$$\int\frac{1}{y}\frac{1}{\ln y}dy$$
$$\int\frac{1}{y}\frac{1}{\ln^2y}dy$$
I know that i should use some substitution, but i don't understand how.Is there any other way than substitution?
I've tried to understand the integral-calculator.com output, but no luck.
Can anyone explain to me how to solve these integrals?
On
Using substitution with $u = \ln(y)$ should do the trick. With the chosen $u$ we have that $du = \frac{1}{y}dy$, then we can rewrite the integral as:
$$ \int \frac{dy}{y\ln(y)} = \int \frac{du}{u} $$
Which is easy to integrate.
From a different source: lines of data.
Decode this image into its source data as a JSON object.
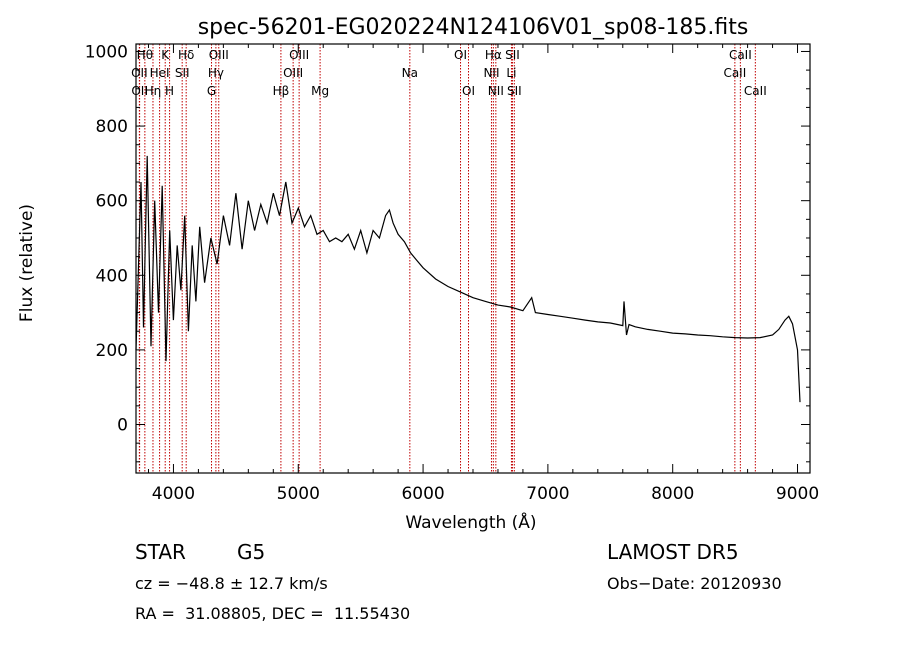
{
  "chart_data": {
    "type": "line",
    "title": "spec-56201-EG020224N124106V01_sp08-185.fits",
    "xlabel": "Wavelength (Å)",
    "ylabel": "Flux (relative)",
    "xlim": [
      3700,
      9100
    ],
    "ylim": [
      -130,
      1020
    ],
    "x_ticks": [
      4000,
      5000,
      6000,
      7000,
      8000,
      9000
    ],
    "y_ticks": [
      0,
      200,
      400,
      600,
      800,
      1000
    ],
    "grid": false,
    "series": [
      {
        "color": "#000000",
        "x": [
          3700,
          3740,
          3760,
          3790,
          3820,
          3850,
          3880,
          3910,
          3940,
          3970,
          4000,
          4030,
          4060,
          4090,
          4120,
          4150,
          4180,
          4210,
          4250,
          4300,
          4350,
          4400,
          4450,
          4500,
          4550,
          4600,
          4650,
          4700,
          4750,
          4800,
          4850,
          4900,
          4950,
          5000,
          5050,
          5100,
          5150,
          5200,
          5250,
          5300,
          5350,
          5400,
          5450,
          5500,
          5550,
          5600,
          5650,
          5700,
          5730,
          5760,
          5800,
          5850,
          5900,
          5950,
          6000,
          6100,
          6200,
          6300,
          6400,
          6500,
          6600,
          6700,
          6800,
          6870,
          6900,
          7000,
          7100,
          7200,
          7300,
          7400,
          7500,
          7600,
          7610,
          7630,
          7650,
          7700,
          7800,
          7900,
          8000,
          8100,
          8200,
          8300,
          8400,
          8500,
          8600,
          8700,
          8800,
          8850,
          8900,
          8930,
          8960,
          9000,
          9020
        ],
        "y": [
          200,
          650,
          260,
          720,
          210,
          600,
          300,
          640,
          170,
          520,
          280,
          480,
          360,
          560,
          250,
          480,
          330,
          530,
          380,
          500,
          430,
          560,
          480,
          620,
          470,
          600,
          520,
          590,
          540,
          620,
          560,
          650,
          540,
          580,
          530,
          560,
          510,
          520,
          490,
          500,
          490,
          510,
          470,
          520,
          460,
          520,
          500,
          560,
          575,
          540,
          510,
          490,
          460,
          440,
          420,
          390,
          370,
          355,
          340,
          330,
          320,
          315,
          305,
          340,
          300,
          295,
          290,
          285,
          280,
          275,
          272,
          265,
          330,
          240,
          268,
          262,
          255,
          250,
          245,
          243,
          240,
          238,
          235,
          233,
          232,
          233,
          240,
          255,
          280,
          290,
          270,
          200,
          60
        ]
      }
    ],
    "lines": [
      {
        "label": "OII",
        "x": 3727,
        "row": 1
      },
      {
        "label": "OII",
        "x": 3729,
        "row": 2
      },
      {
        "label": "Hθ",
        "x": 3771,
        "row": 0
      },
      {
        "label": "Hη",
        "x": 3836,
        "row": 2
      },
      {
        "label": "HeI",
        "x": 3889,
        "row": 1
      },
      {
        "label": "K",
        "x": 3934,
        "row": 0
      },
      {
        "label": "H",
        "x": 3969,
        "row": 2
      },
      {
        "label": "SII",
        "x": 4070,
        "row": 1
      },
      {
        "label": "Hδ",
        "x": 4102,
        "row": 0
      },
      {
        "label": "G",
        "x": 4305,
        "row": 2
      },
      {
        "label": "Hγ",
        "x": 4340,
        "row": 1
      },
      {
        "label": "OIII",
        "x": 4363,
        "row": 0
      },
      {
        "label": "Hβ",
        "x": 4861,
        "row": 2
      },
      {
        "label": "OIII",
        "x": 4959,
        "row": 1
      },
      {
        "label": "OIII",
        "x": 5007,
        "row": 0
      },
      {
        "label": "Mg",
        "x": 5175,
        "row": 2
      },
      {
        "label": "Na",
        "x": 5894,
        "row": 1
      },
      {
        "label": "OI",
        "x": 6300,
        "row": 0
      },
      {
        "label": "OI",
        "x": 6364,
        "row": 2
      },
      {
        "label": "NII",
        "x": 6548,
        "row": 1
      },
      {
        "label": "Hα",
        "x": 6563,
        "row": 0
      },
      {
        "label": "NII",
        "x": 6583,
        "row": 2
      },
      {
        "label": "Li",
        "x": 6708,
        "row": 1
      },
      {
        "label": "SII",
        "x": 6716,
        "row": 0
      },
      {
        "label": "SII",
        "x": 6731,
        "row": 2
      },
      {
        "label": "CaII",
        "x": 8498,
        "row": 1
      },
      {
        "label": "CaII",
        "x": 8542,
        "row": 0
      },
      {
        "label": "CaII",
        "x": 8662,
        "row": 2
      }
    ]
  },
  "info": {
    "object_class": "STAR",
    "subclass": "G5",
    "survey": "LAMOST DR5",
    "cz": "cz = −48.8 ± 12.7 km/s",
    "obs_date": "Obs−Date: 20120930",
    "coords": "RA =  31.08805, DEC =  11.55430"
  }
}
With the other integral, we can use the same substitution
$$ \int \frac{dy}{y\ln^2(y)} = \int \frac{du}{u^2} $$
We have that $(\ln(y))'=\dfrac{1}{y}$.
It is well known that for every differentiable function $f$ and $n\neq -1$, $$\displaystyle\int f'(x)f(x)^n=\dfrac{f(x)^{n+1}}{n+1}+C$$
Therefore, if $k\in\mathbb{Z}$ and $k\neq 1$, we will have $$\displaystyle\int \dfrac{1}{y\ln(y)^k}=\dfrac{\ln(y)^{1-k}}{1-k}+C$$
If $k=1$, $$\dfrac{1}{y\ln(y)}=\dfrac{1/y}{\ln(y)}$$
As the numerator is the derivative of the denominator, primitives will be of the form $\ln(|\ln(y)|)+C$.